@pro@thendrix Around that time Ubuntu had a fork for multimedia production that utilized the soft realtime kernel patches. I experimented with the Linux realtime kernel patches (usually getting rid of deadlocks) and for whatever reason they frequently caused breaks in userland applications.
@sun@thendrix Red Hat looked at RT kernel for RHEL some 20 years ago. Tim Burke was supposed to lead it. But it gradually petered out as all such initiatives. They are working on "automotive RHEL" now and it's also not going far, I'm pretty sure. It's like Windows CE.
@sun@thendrix One of the odd things many apps expect is for the child to run first out of fork().
It always annoyed me from the standpoint of a mini-micro-unix emulation on something like 8080. Because of that nonsense you must have to have 2 processes runnable, because the parent will need to reach wait() eventually. It's not a problem on a normal computer, because you just COW everything anyway. Your fork() is actually clone() with parameters. Just a few more page faults. On the original PDP-11, fork() was a swap and un-swap, so the disk's DMA did the job of memcpy(), so that's the historic reason why.
How apps sense which one runs first is by racing it with writing into signalling pipes. Which is just stupid and bugs, bugs all around.
> It was back in February though that Intel acquired Linutronix and stated getting the PREEMPT_RT support upstreamed would still be among the goals for the Intel-owned firm. Thanks to the resources afforded by Intel, it looks like indeed that will soon be a reality.

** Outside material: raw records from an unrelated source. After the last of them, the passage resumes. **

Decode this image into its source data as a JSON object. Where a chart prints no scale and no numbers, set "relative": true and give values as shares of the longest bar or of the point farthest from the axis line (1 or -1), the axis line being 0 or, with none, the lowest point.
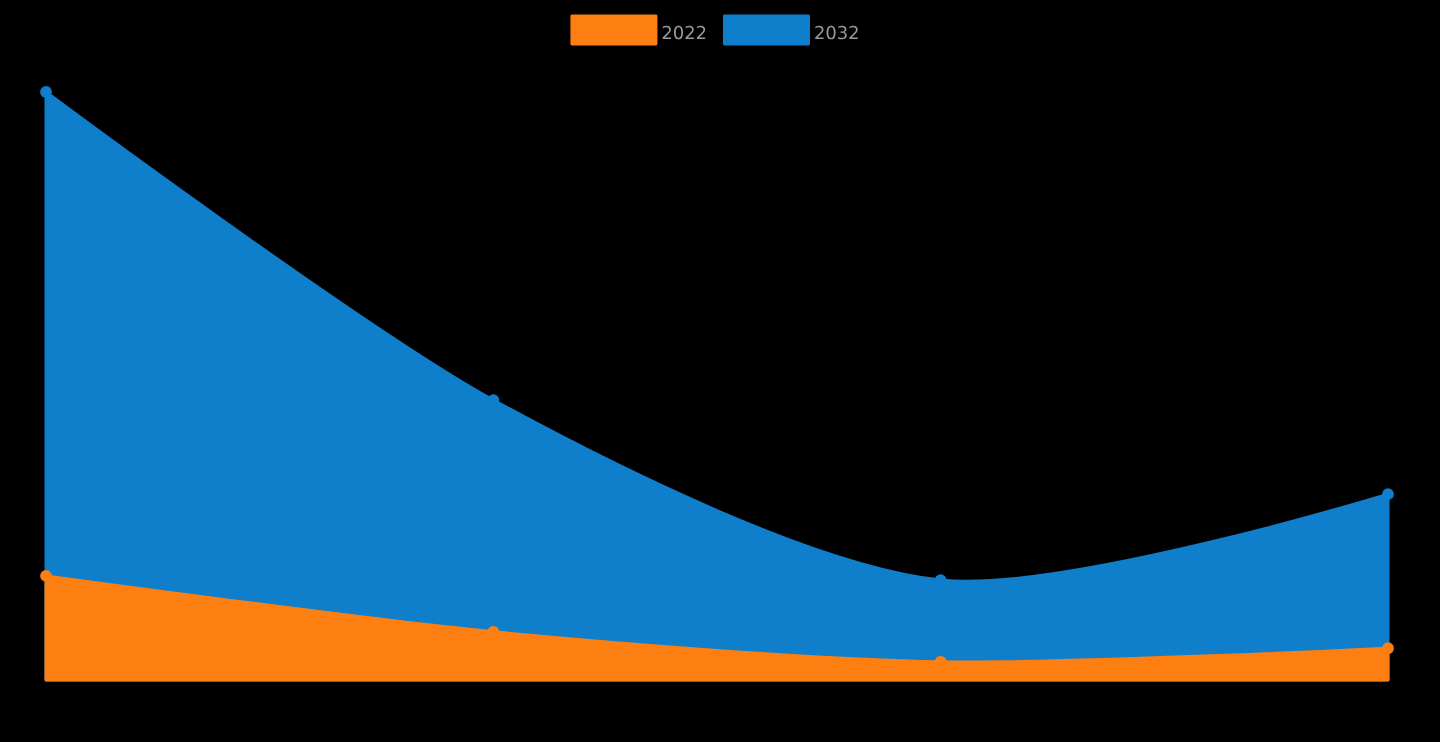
{
  "chart_data": {
    "type": "area",
    "relative": true,
    "categories": [
      null,
      null,
      null,
      null
    ],
    "legend": "top",
    "marker": "circle",
    "series": [
      {
        "name": "2022",
        "color": "#fd7f12",
        "values": [
          0.177,
          0.082,
          0.031,
          0.054
        ]
      },
      {
        "name": "2032",
        "color": "#0f7fcc",
        "values": [
          1,
          0.476,
          0.17,
          0.316
        ]
      }
    ]
  }
}
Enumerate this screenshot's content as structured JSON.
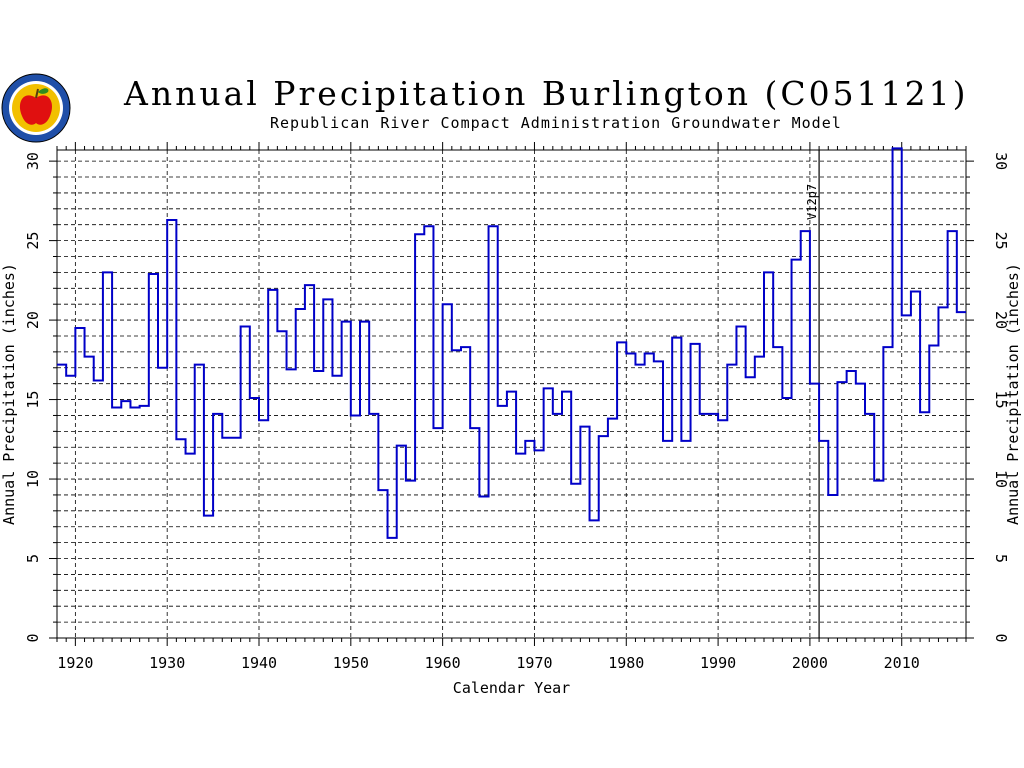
{
  "title": "Annual Precipitation Burlington (C051121)",
  "subtitle": "Republican River Compact Administration Groundwater Model",
  "logo": {
    "icon": "apple-seal-icon",
    "colors": {
      "ring": "#1f4fa8",
      "field": "#f2c000",
      "apple": "#e01010",
      "leaf": "#2e8b1e"
    }
  },
  "chart_data": {
    "type": "step",
    "title": "Annual Precipitation Burlington (C051121)",
    "subtitle": "Republican River Compact Administration Groundwater Model",
    "xlabel": "Calendar Year",
    "ylabel": "Annual Precipitation (inches)",
    "xlim": [
      1918,
      2017
    ],
    "ylim": [
      0,
      30.7
    ],
    "xticks": [
      1920,
      1930,
      1940,
      1950,
      1960,
      1970,
      1980,
      1990,
      2000,
      2010
    ],
    "yticks": [
      0,
      5,
      10,
      15,
      20,
      25,
      30
    ],
    "grid": true,
    "annotation": {
      "x": 2001,
      "label": "V12p7"
    },
    "series": [
      {
        "color": "#0000c8",
        "x": [
          1918,
          1919,
          1920,
          1921,
          1922,
          1923,
          1924,
          1925,
          1926,
          1927,
          1928,
          1929,
          1930,
          1931,
          1932,
          1933,
          1934,
          1935,
          1936,
          1937,
          1938,
          1939,
          1940,
          1941,
          1942,
          1943,
          1944,
          1945,
          1946,
          1947,
          1948,
          1949,
          1950,
          1951,
          1952,
          1953,
          1954,
          1955,
          1956,
          1957,
          1958,
          1959,
          1960,
          1961,
          1962,
          1963,
          1964,
          1965,
          1966,
          1967,
          1968,
          1969,
          1970,
          1971,
          1972,
          1973,
          1974,
          1975,
          1976,
          1977,
          1978,
          1979,
          1980,
          1981,
          1982,
          1983,
          1984,
          1985,
          1986,
          1987,
          1988,
          1989,
          1990,
          1991,
          1992,
          1993,
          1994,
          1995,
          1996,
          1997,
          1998,
          1999,
          2000,
          2001,
          2002,
          2003,
          2004,
          2005,
          2006,
          2007,
          2008,
          2009,
          2010,
          2011,
          2012,
          2013,
          2014,
          2015,
          2016
        ],
        "y": [
          17.2,
          16.5,
          19.5,
          17.7,
          16.2,
          23.0,
          14.5,
          14.9,
          14.5,
          14.6,
          22.9,
          17.0,
          26.3,
          12.5,
          11.6,
          17.2,
          7.7,
          14.1,
          12.6,
          12.6,
          19.6,
          15.1,
          13.7,
          21.9,
          19.3,
          16.9,
          20.7,
          22.2,
          16.8,
          21.3,
          16.5,
          19.9,
          14.0,
          19.9,
          14.1,
          9.3,
          6.3,
          12.1,
          9.9,
          25.4,
          25.9,
          13.2,
          21.0,
          18.1,
          18.3,
          13.2,
          8.9,
          25.9,
          14.6,
          15.5,
          11.6,
          12.4,
          11.8,
          15.7,
          14.1,
          15.5,
          9.7,
          13.3,
          7.4,
          12.7,
          13.8,
          18.6,
          17.9,
          17.2,
          17.9,
          17.4,
          12.4,
          18.9,
          12.4,
          18.5,
          14.1,
          14.1,
          13.7,
          17.2,
          19.6,
          16.4,
          17.7,
          23.0,
          18.3,
          15.1,
          23.8,
          25.6,
          16.0,
          12.4,
          9.0,
          16.1,
          16.8,
          16.0,
          14.1,
          9.9,
          18.3,
          30.8,
          20.3,
          21.8,
          14.2,
          18.4,
          20.8,
          25.6,
          20.5
        ]
      }
    ]
  }
}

haha okay well maybe not since Intel is losing their asses
@sun@pro@thendrix They've literally spent the last 20 years working on the realtime Linux patches and they're getting very close to being upstreamed. I believe the last problems they're dealing with have to do with kernel logging which is a blocking operation
edit: found the remaining things
> There are various patches around printk, a number of Intel i915 DRM patches, lazy preemption, various ARM and PowerPC changes, and also the actual bits for being able to enable the real-time kernel builds (setting ARCH_SUPPORTS_RT).